Algebraic proof of $\sum_{i=0}^k{{n \choose i}{m \choose {k-i}}}= {{m+n}\choose k}$ I can't figure out an algebraic proof for the following identity:
$$\sum_{i=0}^k{{n \choose i}{m \choose {k-i}}}= {{m+n}\choose k}$$
Combinatorical solution:
We can see that as choosing some from $n$ and the rest of $k$ from $m$, thus $k$ in total.
Or we could just choose $k$ from the union.
 A: For identities involving binomial coefficients sometimes "combinatorial proofs" and "algebraic proofs" are offered. Here we have two proofs for the Vandermonde Convolution: 


*

*Algebraic proof: The sum of the LHS of the convolution formula equals the coefficient of $x^k$ on the LHS of the polynomial
$$
(1+x)^n(1+x)^m=(1+x)^{m+n}.
$$
The binomial coefficient on the RHS of the convolutions formula equals the coefficient of $x^k$ on the RHS of the polynomial equation.

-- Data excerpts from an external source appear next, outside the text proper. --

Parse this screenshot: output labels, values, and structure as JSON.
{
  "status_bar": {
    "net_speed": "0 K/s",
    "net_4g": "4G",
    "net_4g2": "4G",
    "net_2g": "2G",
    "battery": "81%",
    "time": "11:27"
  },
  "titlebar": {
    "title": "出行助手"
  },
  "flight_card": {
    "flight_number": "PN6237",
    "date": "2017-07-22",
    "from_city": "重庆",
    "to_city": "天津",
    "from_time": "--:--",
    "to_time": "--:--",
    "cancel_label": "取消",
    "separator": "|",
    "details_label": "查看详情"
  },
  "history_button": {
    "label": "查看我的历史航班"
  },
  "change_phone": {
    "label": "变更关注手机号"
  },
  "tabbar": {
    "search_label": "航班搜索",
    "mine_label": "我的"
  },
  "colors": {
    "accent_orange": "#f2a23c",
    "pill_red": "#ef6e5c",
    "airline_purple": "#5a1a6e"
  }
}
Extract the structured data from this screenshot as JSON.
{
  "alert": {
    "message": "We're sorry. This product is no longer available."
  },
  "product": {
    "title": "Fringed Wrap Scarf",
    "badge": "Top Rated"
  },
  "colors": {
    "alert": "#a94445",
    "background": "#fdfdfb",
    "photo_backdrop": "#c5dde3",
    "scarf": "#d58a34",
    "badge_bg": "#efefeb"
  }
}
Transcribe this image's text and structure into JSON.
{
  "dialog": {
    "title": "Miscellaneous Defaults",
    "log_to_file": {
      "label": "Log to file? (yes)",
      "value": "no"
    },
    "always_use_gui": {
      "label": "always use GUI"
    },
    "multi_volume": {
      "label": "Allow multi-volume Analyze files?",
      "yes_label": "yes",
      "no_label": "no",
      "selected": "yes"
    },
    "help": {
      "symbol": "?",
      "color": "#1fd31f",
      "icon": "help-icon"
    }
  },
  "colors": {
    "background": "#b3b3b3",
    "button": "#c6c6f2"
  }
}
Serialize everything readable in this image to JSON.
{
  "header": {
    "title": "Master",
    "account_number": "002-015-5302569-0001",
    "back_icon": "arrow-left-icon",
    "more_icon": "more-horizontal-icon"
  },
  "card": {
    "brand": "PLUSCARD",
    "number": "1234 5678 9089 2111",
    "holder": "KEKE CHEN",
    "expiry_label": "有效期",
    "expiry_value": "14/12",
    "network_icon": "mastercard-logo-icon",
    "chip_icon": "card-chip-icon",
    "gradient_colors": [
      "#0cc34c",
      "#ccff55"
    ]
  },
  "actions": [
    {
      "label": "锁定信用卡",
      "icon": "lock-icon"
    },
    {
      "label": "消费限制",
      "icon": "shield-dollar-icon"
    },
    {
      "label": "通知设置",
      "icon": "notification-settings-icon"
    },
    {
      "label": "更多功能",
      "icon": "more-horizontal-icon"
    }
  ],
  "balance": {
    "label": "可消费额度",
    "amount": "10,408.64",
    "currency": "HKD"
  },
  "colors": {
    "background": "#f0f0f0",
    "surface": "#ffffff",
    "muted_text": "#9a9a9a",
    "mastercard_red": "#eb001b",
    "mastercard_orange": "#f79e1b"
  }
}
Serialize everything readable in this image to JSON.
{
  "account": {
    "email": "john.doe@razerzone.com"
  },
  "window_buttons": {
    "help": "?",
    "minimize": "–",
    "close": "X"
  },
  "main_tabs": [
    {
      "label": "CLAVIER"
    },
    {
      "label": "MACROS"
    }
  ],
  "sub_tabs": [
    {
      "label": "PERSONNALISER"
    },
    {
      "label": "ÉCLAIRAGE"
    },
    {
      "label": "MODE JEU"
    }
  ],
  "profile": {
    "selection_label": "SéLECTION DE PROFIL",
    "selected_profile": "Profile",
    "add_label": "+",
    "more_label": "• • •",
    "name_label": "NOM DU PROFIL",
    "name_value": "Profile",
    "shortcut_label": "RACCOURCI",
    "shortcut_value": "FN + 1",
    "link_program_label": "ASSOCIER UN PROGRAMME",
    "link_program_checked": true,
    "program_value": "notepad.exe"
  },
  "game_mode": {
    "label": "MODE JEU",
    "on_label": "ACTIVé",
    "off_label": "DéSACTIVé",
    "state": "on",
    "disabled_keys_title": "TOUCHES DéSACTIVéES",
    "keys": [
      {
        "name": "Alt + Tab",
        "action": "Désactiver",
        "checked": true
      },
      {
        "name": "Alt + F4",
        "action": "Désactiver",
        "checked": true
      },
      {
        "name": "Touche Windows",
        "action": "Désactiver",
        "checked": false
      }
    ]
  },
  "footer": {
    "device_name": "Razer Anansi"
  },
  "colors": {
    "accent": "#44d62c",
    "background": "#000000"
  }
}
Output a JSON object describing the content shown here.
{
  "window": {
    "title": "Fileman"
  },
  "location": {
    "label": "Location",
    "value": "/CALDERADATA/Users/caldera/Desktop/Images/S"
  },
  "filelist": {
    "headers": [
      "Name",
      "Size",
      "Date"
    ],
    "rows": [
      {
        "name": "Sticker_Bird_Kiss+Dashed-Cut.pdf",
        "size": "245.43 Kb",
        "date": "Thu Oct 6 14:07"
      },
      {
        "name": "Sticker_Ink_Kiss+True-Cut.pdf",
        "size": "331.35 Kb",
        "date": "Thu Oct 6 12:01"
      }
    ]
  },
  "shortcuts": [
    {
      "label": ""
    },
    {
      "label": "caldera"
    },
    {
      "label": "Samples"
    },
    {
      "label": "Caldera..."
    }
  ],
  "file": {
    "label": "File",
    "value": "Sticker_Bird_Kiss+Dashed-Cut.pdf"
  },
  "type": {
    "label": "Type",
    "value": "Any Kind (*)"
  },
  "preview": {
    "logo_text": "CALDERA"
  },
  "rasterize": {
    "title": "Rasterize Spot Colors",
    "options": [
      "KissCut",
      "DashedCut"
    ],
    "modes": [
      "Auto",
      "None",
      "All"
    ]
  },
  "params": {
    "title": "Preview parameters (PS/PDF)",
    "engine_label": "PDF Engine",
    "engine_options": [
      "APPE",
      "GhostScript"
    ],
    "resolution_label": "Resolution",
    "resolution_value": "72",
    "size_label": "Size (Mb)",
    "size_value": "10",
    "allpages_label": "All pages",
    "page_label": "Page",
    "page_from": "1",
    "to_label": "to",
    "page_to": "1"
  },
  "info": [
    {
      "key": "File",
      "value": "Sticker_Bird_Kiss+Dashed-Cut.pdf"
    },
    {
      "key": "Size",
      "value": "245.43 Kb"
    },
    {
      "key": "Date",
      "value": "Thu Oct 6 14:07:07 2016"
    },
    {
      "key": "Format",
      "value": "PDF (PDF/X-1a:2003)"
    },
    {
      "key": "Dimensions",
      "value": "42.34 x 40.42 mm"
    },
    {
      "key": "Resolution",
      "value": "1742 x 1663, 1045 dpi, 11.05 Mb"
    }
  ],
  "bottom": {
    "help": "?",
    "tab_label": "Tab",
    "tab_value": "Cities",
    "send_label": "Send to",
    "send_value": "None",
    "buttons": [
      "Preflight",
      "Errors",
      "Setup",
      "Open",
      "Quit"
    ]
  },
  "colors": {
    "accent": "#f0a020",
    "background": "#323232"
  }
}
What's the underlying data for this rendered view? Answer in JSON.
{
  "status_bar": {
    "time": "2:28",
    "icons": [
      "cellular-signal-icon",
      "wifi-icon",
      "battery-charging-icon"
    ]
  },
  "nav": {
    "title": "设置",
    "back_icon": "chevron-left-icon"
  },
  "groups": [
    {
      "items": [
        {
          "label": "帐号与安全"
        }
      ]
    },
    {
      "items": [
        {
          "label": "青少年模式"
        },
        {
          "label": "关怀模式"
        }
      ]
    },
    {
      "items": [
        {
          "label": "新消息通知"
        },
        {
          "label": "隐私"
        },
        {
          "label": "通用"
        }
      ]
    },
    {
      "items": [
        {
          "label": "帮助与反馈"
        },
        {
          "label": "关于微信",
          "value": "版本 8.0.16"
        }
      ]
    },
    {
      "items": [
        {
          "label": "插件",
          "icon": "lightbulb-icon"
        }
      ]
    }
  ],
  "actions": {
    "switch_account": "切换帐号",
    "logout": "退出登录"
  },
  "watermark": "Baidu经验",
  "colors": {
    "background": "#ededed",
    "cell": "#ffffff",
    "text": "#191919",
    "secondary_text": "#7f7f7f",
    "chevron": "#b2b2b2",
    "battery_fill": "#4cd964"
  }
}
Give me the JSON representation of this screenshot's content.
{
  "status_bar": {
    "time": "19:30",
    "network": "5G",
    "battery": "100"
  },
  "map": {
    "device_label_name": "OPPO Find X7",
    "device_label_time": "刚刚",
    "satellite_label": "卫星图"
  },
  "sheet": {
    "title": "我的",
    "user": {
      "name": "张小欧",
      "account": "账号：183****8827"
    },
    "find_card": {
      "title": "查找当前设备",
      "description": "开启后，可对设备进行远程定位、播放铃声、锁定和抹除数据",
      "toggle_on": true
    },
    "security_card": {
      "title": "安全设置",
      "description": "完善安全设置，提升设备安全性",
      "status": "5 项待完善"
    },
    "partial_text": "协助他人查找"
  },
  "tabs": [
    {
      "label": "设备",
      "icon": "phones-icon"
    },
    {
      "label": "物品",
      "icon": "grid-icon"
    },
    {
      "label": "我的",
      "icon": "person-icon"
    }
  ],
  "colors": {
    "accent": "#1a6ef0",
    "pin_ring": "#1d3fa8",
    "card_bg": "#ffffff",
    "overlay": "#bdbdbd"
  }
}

*Combinatorial proof: Suppose that there are $n+m$ objects in a set, $n$ of them white and $m$ of them black. There are $\binom{n+m}{k}$ ways to choose $k$ elements in all. This is the RHS. The number of ways to choose $j$ white and $k-j$ black objects is the product $\binom{n}{j}\binom{m}{k-j}$, so the sum of all these objects, the LHS, must be the same total as on the RHS.
A: Using the binomial theorem consider $$\sum_{k=0}^{m+n}{m+n\choose k}x^k=(1+x)^{m+n}.$$ The right-hand side becomes $$(1+x)^m(1+x)^n=(\sum_{r=0}^m{m\choose r}x^r)(\sum_{s=0}^n{n\choose s}x^s).$$ The product of the two polynomials on the right-hand side can be rewritten as  $$\sum_{k=0}^{m+n}\bigg{\{}\sum_{i=0}^k{n\choose i}{m\choose k-i}\bigg{\}}x^k.$$ Thus $$\sum_{i=0}^k{n\choose i}{m\choose k-i}={m+n\choose k}.$$
A: For another proof, see the First Proof of Theorem 3.29 in my Notes on the combinatorial fundamentals of algebra. (NB: It is Theorem 3.29 in the version of 10 January 2019. Theorem labels are subject to change, so search for "Chu-Vandermonde identity" if Theorem 3.29 is something different in your version.) This is not a particularly enlightening proof, but it has the advantage of requiring the least about $n$ and $m$: it works when $n$ and $m$ are elements of a commutative $\mathbb{Q}$-algebra. (Compare to the combinatorial proof, which requires $n$ and $m$ to be nonnegative integers. Compare also to the proof using the binomial formula, which works generally only if one has an algebraic way of proving $\left(1+x\right)^n\left(1+x\right)^m = \left(1+x\right)^{n+m}$ for non-integer $n$ and $m$.)
This has been linked from How do i prove that $\sum\limits_{r=0}^k \binom{m}{r}\binom{n}{k-r} = \binom{m+n}{k}$ , which has other proofs.